Mais la solution n'est surement pas du coté de la multiplication des écolo-fonctionnaires, des règlements, de la subvention de "solutions qui ne résolvent rien" et du pointillisme fiscal.
En fait, la solution est connue depuis 1973, quand l'OPEP a quadruplé le prix du pétrole brut : après le choc initial, l'économie est repartie, tout en consommant beaucoup moins.
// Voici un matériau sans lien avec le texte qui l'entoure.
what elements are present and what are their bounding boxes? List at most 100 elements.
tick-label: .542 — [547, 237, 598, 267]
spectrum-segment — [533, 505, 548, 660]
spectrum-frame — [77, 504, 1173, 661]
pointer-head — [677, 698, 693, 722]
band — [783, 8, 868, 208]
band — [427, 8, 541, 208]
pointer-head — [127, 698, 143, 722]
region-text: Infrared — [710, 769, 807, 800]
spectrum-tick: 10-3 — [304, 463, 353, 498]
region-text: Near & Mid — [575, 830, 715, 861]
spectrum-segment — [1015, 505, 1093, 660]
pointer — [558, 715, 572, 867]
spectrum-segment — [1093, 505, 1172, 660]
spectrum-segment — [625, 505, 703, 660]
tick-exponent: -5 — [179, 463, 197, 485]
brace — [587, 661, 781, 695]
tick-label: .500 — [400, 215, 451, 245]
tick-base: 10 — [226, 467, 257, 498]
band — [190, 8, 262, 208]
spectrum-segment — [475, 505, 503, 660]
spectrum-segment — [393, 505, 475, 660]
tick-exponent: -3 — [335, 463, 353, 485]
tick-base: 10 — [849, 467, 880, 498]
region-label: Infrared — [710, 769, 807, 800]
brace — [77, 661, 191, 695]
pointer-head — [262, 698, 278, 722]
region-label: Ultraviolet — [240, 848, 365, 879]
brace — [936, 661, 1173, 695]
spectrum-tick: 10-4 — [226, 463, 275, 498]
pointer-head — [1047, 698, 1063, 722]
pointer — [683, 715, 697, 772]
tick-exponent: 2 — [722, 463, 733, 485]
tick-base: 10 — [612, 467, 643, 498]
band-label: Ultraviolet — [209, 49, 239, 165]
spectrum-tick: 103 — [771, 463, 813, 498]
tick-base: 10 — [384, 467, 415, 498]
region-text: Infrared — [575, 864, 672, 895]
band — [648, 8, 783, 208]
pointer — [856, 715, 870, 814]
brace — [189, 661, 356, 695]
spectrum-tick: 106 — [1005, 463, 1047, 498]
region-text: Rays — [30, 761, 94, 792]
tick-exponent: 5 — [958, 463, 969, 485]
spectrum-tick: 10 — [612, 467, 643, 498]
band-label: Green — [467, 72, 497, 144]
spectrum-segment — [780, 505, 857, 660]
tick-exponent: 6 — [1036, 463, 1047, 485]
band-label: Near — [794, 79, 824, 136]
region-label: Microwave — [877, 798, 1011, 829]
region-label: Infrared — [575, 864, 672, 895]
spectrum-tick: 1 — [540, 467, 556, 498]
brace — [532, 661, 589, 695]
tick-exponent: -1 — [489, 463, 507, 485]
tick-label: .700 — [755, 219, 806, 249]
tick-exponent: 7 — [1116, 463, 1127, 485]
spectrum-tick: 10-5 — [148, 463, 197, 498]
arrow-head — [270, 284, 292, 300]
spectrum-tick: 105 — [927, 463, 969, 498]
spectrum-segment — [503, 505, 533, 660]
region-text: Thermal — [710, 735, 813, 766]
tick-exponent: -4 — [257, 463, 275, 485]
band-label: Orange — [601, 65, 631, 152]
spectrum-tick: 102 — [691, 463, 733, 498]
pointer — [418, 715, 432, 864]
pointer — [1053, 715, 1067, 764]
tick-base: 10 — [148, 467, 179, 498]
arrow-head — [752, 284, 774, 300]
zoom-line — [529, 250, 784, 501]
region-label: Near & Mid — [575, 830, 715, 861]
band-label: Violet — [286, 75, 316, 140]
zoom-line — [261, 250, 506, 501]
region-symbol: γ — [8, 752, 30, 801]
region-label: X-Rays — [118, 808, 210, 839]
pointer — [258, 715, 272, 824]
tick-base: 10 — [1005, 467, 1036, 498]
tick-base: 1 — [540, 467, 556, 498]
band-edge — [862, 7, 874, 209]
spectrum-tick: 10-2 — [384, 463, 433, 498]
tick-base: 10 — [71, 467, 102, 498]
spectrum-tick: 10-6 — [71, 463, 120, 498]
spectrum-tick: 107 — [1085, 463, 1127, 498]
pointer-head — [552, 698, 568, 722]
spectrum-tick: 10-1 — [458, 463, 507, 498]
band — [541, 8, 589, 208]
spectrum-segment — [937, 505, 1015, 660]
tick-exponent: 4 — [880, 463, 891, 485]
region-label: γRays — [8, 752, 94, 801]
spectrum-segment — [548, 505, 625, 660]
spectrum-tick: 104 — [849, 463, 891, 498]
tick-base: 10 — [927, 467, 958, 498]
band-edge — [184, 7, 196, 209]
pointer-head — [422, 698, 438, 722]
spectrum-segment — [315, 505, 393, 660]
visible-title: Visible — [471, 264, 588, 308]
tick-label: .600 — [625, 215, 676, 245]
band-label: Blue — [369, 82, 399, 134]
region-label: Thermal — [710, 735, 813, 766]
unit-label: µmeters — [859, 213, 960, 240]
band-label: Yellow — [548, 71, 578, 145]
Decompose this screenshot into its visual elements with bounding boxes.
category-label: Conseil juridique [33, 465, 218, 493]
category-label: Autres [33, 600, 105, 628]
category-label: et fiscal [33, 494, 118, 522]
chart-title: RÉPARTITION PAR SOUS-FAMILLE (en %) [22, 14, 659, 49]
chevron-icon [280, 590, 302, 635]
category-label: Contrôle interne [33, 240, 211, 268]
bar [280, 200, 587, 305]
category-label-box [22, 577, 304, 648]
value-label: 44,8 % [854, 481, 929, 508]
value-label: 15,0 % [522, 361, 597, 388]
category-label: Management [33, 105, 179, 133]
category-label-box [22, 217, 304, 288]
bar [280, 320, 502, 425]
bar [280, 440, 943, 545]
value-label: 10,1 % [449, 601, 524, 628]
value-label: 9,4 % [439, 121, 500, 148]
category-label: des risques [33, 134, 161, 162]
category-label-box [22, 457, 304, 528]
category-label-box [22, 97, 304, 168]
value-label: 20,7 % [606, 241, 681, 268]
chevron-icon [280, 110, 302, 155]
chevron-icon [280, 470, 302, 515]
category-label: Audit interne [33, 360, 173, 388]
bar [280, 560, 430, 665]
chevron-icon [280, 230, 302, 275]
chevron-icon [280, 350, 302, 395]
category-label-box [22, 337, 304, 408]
Et sans qu'il y ait besoin d'un seul fonctionnaire ou d'un seul règlement, à part pour jouer les mouches du coche.
Ce qu'il faut, c'est créer une taxe de, disons, 1 € le kg de carbone fossile extrait ou importé (pour le budget général et non pas pour "nourrir" des "éléphants blancs écologistes"), supprimer TOUTES les autres taxes sur les carburants et autres produits carbonés (et les fonctionnaires qui en vivent…). Et laisser faire la liberté pour faire émerger des solutions techniques optimales !
L'espèce humaine n'est pas la seule sur la planète !
Cette analyse fait l'impasse sur les autres espèces qui vivent en symbiose avec les humains sur la planète. Si, pour le moment nous disposons des ressources pour nourrir les humains, le développement des productions se fait au détriment des autres espèces qui disparaissent à grande vitesse. Il n'y a pas besoin de faire de grandes études pour le constater. J'ai 76 ans et je constate un appauvrissement gigantesque de la faune qui m'entoure. La terre n'est pas le propriété d'une espèce !
Les limites sont physiques…
L'Afrique, continent pauvre, peut-elle nourrir les 2 milliards d'Africains que l'on prévoit sous peu ? On peut avec raison en douter.
Il en va de même de l'Inde avec les mêmes arguments.